La colmena zumba; sus palabras son el murmullo de los demonios en la noche. Mi paladar traquetea, respondiendo al zumbido. El crujido de mi espalda es casi audible, lo siento en cada rígido movimiento que realizo. Llegan los criados y reparten viandas, champaña y coñac. El alcohol adormece mis sentidos por unos minutos. Pienso en un pretexto válido. Necesito irme de aquí, dejar de mirar la papada de madame, el rostro picado del general, los gestos ridículos de Auguste. Quiero que mis oídos se cierren; la piel me pica tanto que necesito gritar, correr, rascarme, untarme con el elíxir escarlata de mis enemigos.
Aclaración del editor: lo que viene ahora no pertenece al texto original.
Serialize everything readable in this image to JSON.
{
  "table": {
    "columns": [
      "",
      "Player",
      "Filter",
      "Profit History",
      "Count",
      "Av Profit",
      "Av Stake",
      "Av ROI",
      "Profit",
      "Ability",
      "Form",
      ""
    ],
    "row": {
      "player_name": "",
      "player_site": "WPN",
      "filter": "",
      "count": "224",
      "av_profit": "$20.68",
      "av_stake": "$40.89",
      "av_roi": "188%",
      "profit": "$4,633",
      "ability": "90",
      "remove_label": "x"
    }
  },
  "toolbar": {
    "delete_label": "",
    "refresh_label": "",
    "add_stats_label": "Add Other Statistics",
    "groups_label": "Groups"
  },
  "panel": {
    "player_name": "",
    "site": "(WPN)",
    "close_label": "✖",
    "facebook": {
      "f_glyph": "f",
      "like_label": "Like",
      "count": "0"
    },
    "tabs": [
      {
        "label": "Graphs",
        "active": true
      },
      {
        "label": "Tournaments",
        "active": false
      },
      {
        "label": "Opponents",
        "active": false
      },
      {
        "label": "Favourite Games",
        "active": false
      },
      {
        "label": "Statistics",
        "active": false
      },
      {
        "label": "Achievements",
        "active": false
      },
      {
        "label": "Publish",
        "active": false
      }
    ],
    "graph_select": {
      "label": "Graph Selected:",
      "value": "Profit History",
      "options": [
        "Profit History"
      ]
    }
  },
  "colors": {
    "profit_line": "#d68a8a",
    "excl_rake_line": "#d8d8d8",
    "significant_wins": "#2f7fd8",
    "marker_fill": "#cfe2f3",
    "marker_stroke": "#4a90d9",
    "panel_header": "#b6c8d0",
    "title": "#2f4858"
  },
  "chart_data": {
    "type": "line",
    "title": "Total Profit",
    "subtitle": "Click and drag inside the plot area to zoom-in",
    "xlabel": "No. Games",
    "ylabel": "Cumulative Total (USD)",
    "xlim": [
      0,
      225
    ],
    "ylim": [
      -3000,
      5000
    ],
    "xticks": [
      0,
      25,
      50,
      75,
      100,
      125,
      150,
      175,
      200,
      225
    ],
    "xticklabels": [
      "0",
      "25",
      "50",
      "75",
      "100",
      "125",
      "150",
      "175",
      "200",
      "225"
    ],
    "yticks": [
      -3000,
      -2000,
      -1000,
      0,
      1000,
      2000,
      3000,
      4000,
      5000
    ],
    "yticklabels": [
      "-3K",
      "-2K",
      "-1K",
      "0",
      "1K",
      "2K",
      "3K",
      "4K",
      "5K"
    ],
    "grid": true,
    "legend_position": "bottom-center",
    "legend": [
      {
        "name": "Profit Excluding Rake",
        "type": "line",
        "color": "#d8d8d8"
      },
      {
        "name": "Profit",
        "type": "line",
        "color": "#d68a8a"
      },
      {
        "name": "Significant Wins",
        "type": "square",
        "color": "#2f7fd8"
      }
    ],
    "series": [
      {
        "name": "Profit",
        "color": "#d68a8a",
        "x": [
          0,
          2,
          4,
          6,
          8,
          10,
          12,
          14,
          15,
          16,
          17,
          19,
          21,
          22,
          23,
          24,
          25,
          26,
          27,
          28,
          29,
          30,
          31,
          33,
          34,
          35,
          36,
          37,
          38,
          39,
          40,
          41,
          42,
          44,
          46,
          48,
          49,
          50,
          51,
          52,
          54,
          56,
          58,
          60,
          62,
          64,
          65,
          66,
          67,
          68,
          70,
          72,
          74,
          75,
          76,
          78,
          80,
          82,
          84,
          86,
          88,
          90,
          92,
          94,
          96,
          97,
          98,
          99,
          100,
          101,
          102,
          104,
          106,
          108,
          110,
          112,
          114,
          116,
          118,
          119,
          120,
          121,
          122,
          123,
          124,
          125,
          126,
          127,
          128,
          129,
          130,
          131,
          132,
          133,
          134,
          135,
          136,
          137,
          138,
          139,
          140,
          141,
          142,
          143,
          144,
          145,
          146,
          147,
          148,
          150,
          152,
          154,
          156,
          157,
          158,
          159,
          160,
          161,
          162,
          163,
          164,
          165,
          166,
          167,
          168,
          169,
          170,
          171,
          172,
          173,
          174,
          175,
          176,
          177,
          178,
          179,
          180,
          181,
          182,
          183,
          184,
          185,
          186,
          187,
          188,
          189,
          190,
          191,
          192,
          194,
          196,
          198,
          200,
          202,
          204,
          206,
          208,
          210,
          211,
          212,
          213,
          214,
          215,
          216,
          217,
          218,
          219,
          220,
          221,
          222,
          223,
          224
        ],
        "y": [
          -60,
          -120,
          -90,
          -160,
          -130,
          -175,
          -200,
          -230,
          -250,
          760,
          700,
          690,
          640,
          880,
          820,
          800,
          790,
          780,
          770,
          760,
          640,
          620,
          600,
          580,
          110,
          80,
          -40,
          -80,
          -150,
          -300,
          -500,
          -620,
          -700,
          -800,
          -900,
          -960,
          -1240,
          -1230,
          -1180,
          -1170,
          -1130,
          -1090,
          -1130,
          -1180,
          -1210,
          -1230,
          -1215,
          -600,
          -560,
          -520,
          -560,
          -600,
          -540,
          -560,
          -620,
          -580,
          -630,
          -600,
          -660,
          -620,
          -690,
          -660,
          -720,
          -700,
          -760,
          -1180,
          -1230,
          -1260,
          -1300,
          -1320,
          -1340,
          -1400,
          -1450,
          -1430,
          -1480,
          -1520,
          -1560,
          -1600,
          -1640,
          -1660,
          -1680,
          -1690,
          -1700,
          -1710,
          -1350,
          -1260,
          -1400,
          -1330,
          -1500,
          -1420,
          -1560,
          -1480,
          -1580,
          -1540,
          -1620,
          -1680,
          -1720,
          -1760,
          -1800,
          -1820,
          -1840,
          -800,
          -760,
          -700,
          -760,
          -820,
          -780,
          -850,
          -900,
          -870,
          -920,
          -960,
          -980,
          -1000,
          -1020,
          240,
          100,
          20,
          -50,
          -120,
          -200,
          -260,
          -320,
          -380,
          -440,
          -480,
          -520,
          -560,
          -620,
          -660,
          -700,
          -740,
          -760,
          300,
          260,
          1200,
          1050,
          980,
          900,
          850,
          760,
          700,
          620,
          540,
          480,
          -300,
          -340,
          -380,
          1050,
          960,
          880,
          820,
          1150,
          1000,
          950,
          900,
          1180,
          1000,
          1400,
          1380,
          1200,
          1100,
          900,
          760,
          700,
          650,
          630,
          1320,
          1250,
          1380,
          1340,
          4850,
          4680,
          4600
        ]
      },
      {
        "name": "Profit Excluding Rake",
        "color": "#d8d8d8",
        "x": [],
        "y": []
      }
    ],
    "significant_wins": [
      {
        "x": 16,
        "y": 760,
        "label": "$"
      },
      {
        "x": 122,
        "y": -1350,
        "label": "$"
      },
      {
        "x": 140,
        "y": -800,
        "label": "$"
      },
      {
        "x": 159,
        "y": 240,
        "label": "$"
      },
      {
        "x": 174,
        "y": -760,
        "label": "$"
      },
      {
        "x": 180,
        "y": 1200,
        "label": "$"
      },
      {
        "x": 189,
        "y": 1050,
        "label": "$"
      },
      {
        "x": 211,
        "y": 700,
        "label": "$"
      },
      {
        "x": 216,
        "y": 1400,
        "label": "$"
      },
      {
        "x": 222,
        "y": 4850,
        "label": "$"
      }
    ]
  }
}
Tengo que resurgir de entre ellos, brotar.
Madame Du Barry me exige que baile con ella, y, cuando me muevo sujetándola de las manos y la cintura con la música de piano de fondo, aprovecha para susurrarme groserías al oído, para recordarme que a ella debo mis versos. Por eso la invitación, ¿no es cierto? Para eso he venido: para presentar mis respetos. Soy el único poeta occidental que aún no le ha dedicado una elegía y ya han empezado a correr rumores. Si no complazco a mi anfitriona esta noche, seré una mosca que ha sido atrapada entre los surcos del turrón.
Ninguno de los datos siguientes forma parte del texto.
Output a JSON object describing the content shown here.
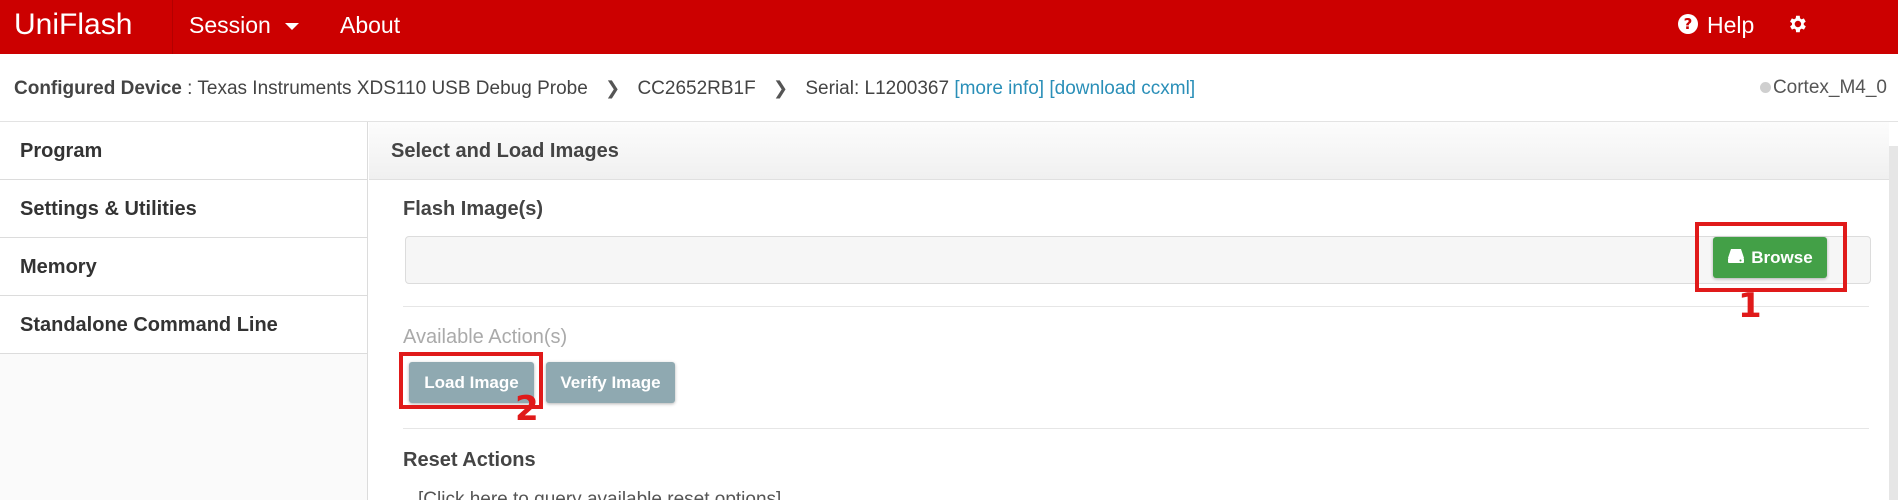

Me aparto de ella, casi sin que pueda percibir mi huida. Me mira, entre divertida y temerosa. No sabe lo que haré a continuación. ¿Y yo lo sé? Camino por la sala; Auguste y el general me observan gozosos. Me detengo cerca de un balcón y lo abro. Los sirvientes también me ven, sin saber cómo actuar. Madame les indica con la cabeza que no se muevan; no es necesario. El aire frío llena mis pulmones y me hace sentir como un insecto que revolotea cerca de una tormenta. La colmena zumba y yo debo zumbar con ella.

Recito. Las palabras brotan de mi boca sin que pueda hacer nada para retenerlas. A mi pesar, es una elegía. Madame parece extasiada: nunca ha escuchado poesía semejante. Lo que declamo no lo he escrito en mis libretas ni lo he dado a mis editores. Es un poema nuevo, sincero. Canto y la noche me acompaña. Los insectos de afuera parecen querer entrar e indecisos se arremolinan en las ventanas. Me giro para mirar con sumo detenimiento las estrellas y escucho la voz entrecortada de lady Macramé. Pensé que no llegaría, que a ella no tendría que soportarla. Me vuelvo hacia mi breve auditorio, y ahí está, exhibiendo sus piernas sin pudor, apartando sus rodillas como una mujer vulgar. Su presencia funciona: mis versos derivan hacia ella, pasan de la sacralidad de madame Du Barry al fulgor grosero de lady Macramé.
Ella me envuelve con su delgado cuello, con sus gestos finos como las alas de una polilla, con su silueta digna de una prostituta joven. Trato de entenderla como una vestal; yo debo ser su adepto. Pretendo adorar sus gestos y su hipnótico cuerpo. De pronto mi elegía se convierte en otra cosa. Auguste y el general se ven tensos, sufren; de sus oídos brota sangre. Las mujeres vibran, parecen dos orugas que empezaran a reventar sus crisálidas. “¡Que broten!”, grito enloquecido. Una mariposa gorda y morada extiende sus alas cubiertas de diamantina; la otra, una avispa verde y sensual, zumba. Al mirarlas me descubro como su compañero, un abejorro grande y digno, un zángano elegante y vivaz. Los tres salimos por las ventanas, elevándonos hacia las estrellas, observando el recorrido de automóviles y personas que avanzan sobre la Colmena-Mundo. Ahora lo comprendo, ésta es mi obra: arrancar a las garrapatas de las alfombras raídas y convertirlas, con mi poesía, en insectos gráciles que puedan volar sin cansarse. Larga es la noche, y nosotros, ligeros.